Sharleen Stewart, President of the Service Employees International Unions (SEIU), tells CTV News Toronto that while the union supports the testing effort "100 per cent" they have concerns about what kind of health information would be collected by the employees.
"When they get the results back, there could be information included about health history or health insurance numbers. And that, to us is a violation of privacy," Stewart said.
Stewart said the critical component of the test results - whether the person has tested positive or negative - is the employees right to know first, which can consequently be shared with Extendicare.
"It's still the employee's personal information, whether they're positive or negative, and they bring that information to the employer," Stewart said. "The employer does not have to get information directly from ... public health or anything"
The union has now filed a grievance against the long-term care company that could enter arbitration if the two sides don't come to a mutual agreement.

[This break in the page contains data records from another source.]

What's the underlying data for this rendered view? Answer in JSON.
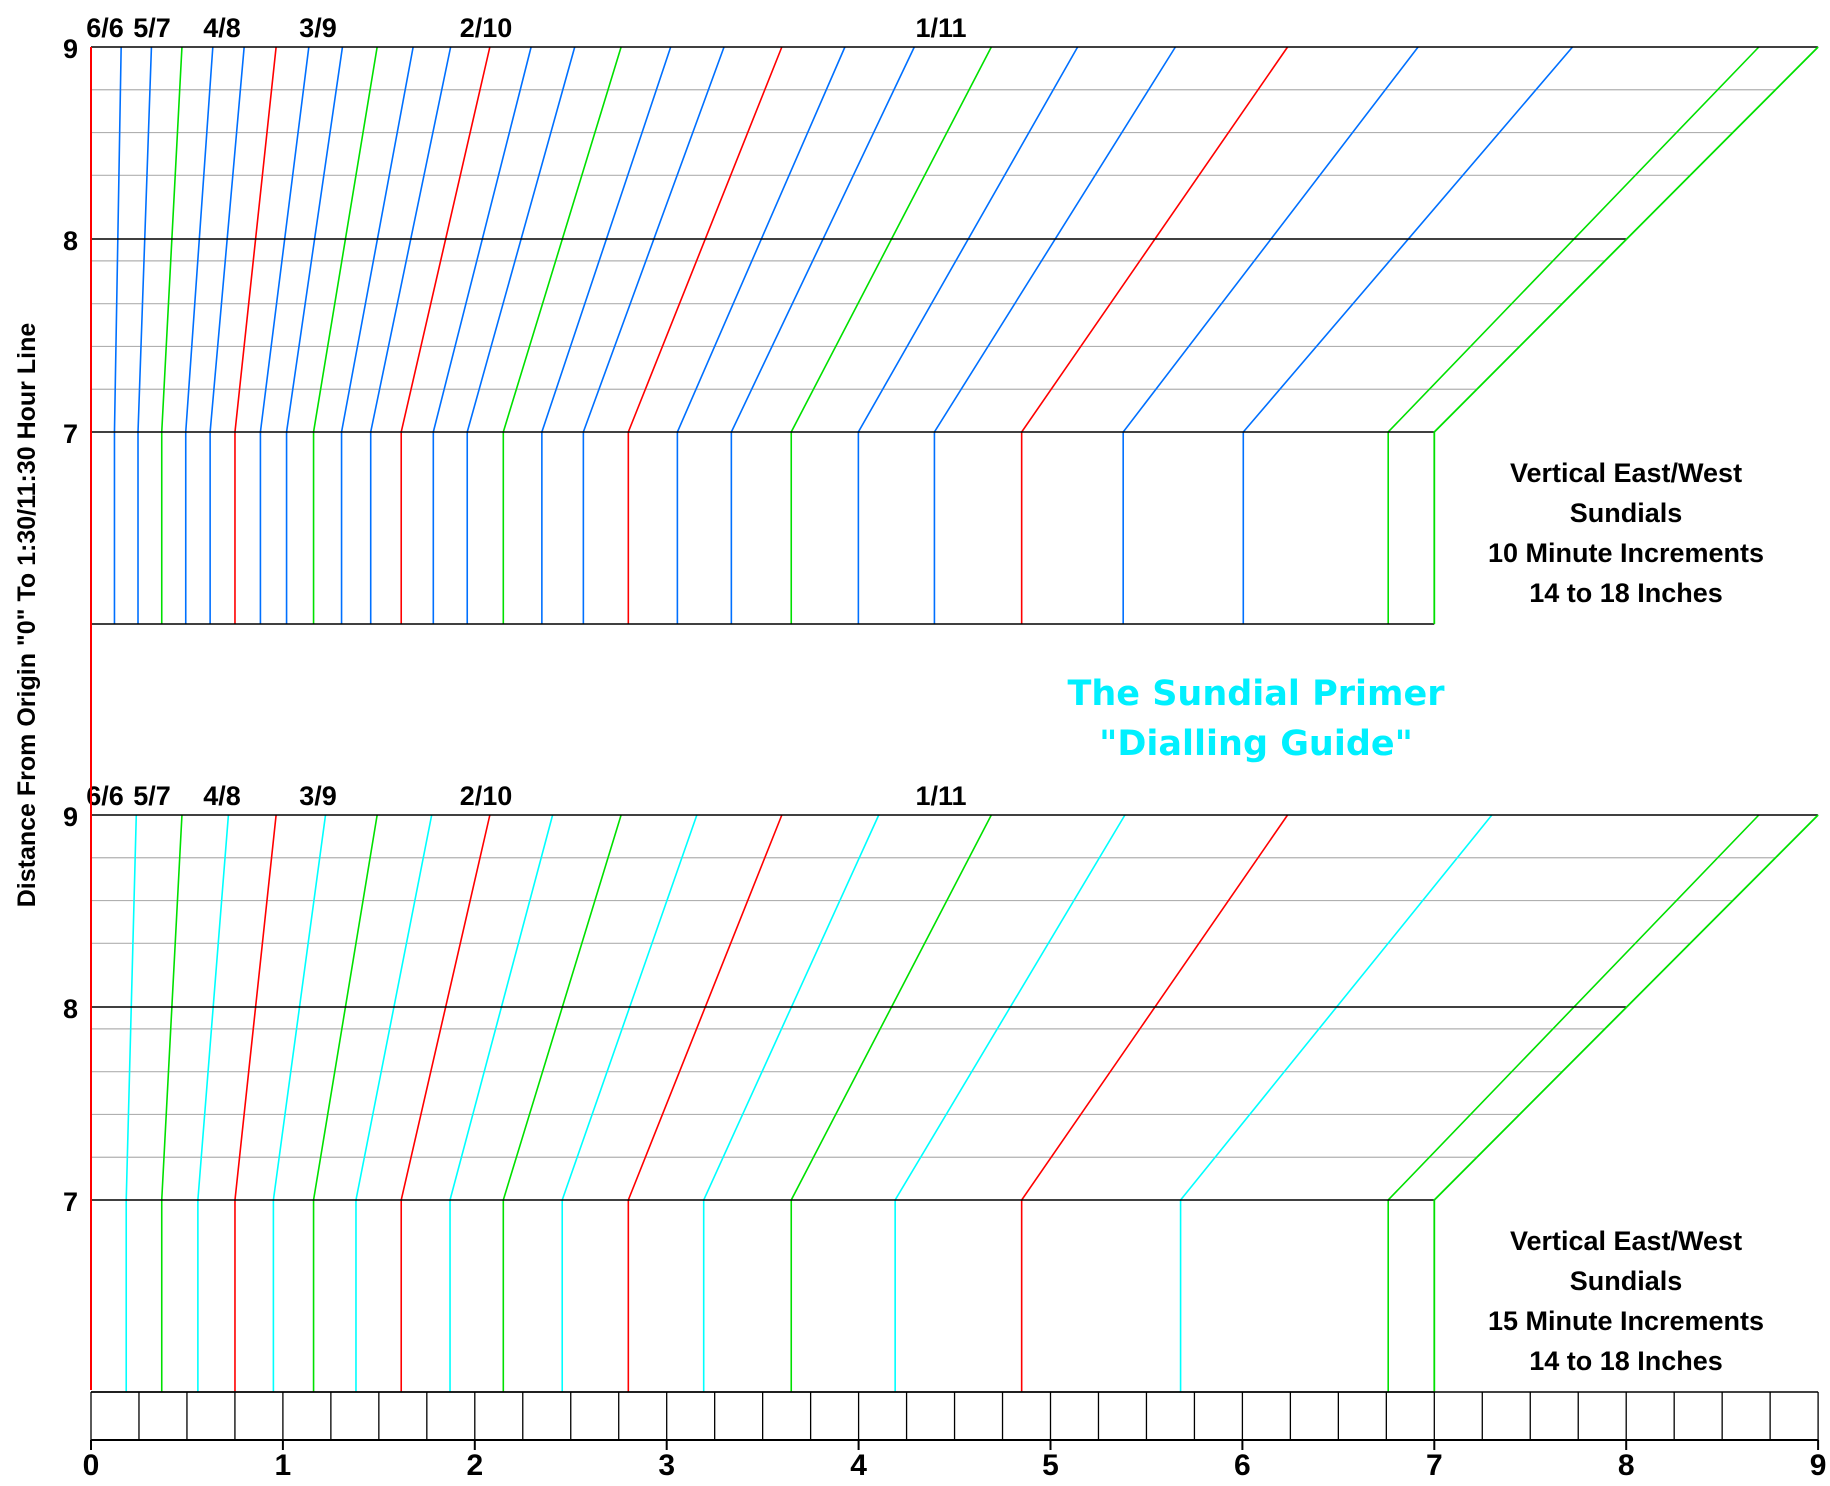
{
  "y_axis_label": "Distance From Origin \"0\" To 1:30/11:30 Hour Line",
  "x_ticks": [
    "0",
    "1",
    "2",
    "3",
    "4",
    "5",
    "6",
    "7",
    "8",
    "9"
  ],
  "subtitle": {
    "line1": "The Sundial Primer",
    "line2": "\"Dialling Guide\""
  },
  "colors": {
    "hour": "#ff0000",
    "half_hour": "#00e000",
    "increment_10min": "#0070ff",
    "increment_15min": "#00ffff",
    "minor_grid": "#b0b0b0",
    "major_grid": "#000000",
    "subtitle": "#00f0ff"
  },
  "panels": [
    {
      "id": "ten",
      "y_ticks": [
        "7",
        "8",
        "9"
      ],
      "hour_labels": [
        "6/6",
        "5/7",
        "4/8",
        "3/9",
        "2/10",
        "1/11"
      ],
      "caption": [
        "Vertical East/West",
        "Sundials",
        "10 Minute Increments",
        "14 to 18 Inches"
      ]
    },
    {
      "id": "fifteen",
      "y_ticks": [
        "7",
        "8",
        "9"
      ],
      "hour_labels": [
        "6/6",
        "5/7",
        "4/8",
        "3/9",
        "2/10",
        "1/11"
      ],
      "caption": [
        "Vertical East/West",
        "Sundials",
        "15 Minute Increments",
        "14 to 18 Inches"
      ]
    }
  ]
}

Extendicare says the only information they receive from Public Health Ontario is the employee's name and positive or negative test result.
"From our perspective [it] doesn't make a lot of sense because if anybody tests positive, who's an employee in a long term care home, public health tells us the result anyway," Guerriere said
"We're not asking for information that wouldn't come to us anyways, I think the what's different is that it comes to us directly from the labs."
Guerriere said the alternative -- having staff go to an assessment centre for a weekly test -- would create gaps in testing and could add delays at a time when speed of information could save lives.
Stewart said the union would prefer staff attend assessment centres for tests and receive their tests results directly.
"And we have not told any members not to be tested. We're encouraging them to be tested."
As the two sides look for a resolution the voluntary testing continues at sites owned and managed by Extendicare and staff are testing positive, despite a lack of symptoms of the virus.
"it's pretty easy to see why this is valuable to everybody involved," Guerriere said.